As part of the Berlin International Film Festival’s program Forum Expanded and parallel to Phil Collins’s curated project “Auto-Kino!” in the Temporary Kunsthalle Berlin (from 5 February 2010) the daadgalerie will be presenting Collin’s most recent film soy mi madre (I am my mother) (2008, 16mm/DVD, 28min) for which the artist hijacks the ubiquitously popular telenovela format. Filmed in Mexico City with well-known TV actors, Collins translation of the Latin American variant of the soap opera falls into a hyperdynamic, jarring melodrama with opulent sets in which the archetypical identity patterns of the genre are sharpened to a point. Collins alludes to the romantic stereotypical telenovela of the 1980s and 90s at its high point, and where underlying music and facial expressions play a leading role.

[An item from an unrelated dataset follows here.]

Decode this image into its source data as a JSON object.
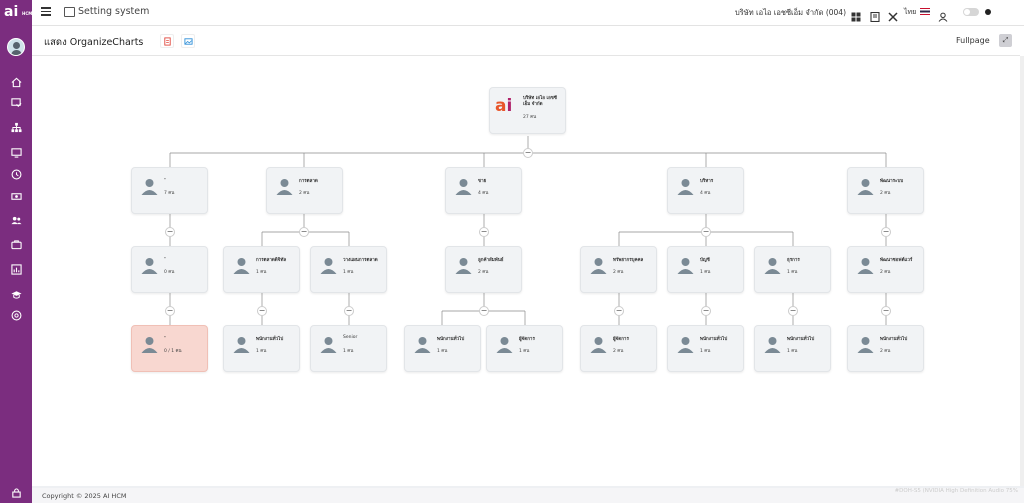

The daily broadcast TV-novel is famous for creating strong moments of identification which occasionally have lead to the spectator’s mingling of the fictional reality with daily life outside of the media. Earlier works of Collins also deal with the effects of the media on the consumer’s life; for example, his project for the Turner Prize Exhibition in 2006 “Return of the Real” – a press conference with “victims” of reality-TV shows in the UK.

A real drama’s collision with its communicative effects through the media coverage were the events of 9/11. In Phil Collins’s early and rarely shown video hero (2002, DVD, 40min) a New York reporter stands in front of the camera delivering his own personal version of the events of September 11, 2001 – as if “freely associating” or undertaking a “talking cure,” albeit assisted by alcohol. Together both soy mi madre and its counterpoint hero make reference to the late 1990s in the USA and the following Bush years and their reflection in the media.
A commission of the Aspen Art Museum, Colorado, soy mi madre will be soon broadcast on local television there. Simultaneous to the exhibition at the daadgalerie, an accompanying catalog to the exhibition by the Aspen Art Museum, Colorado, will be published.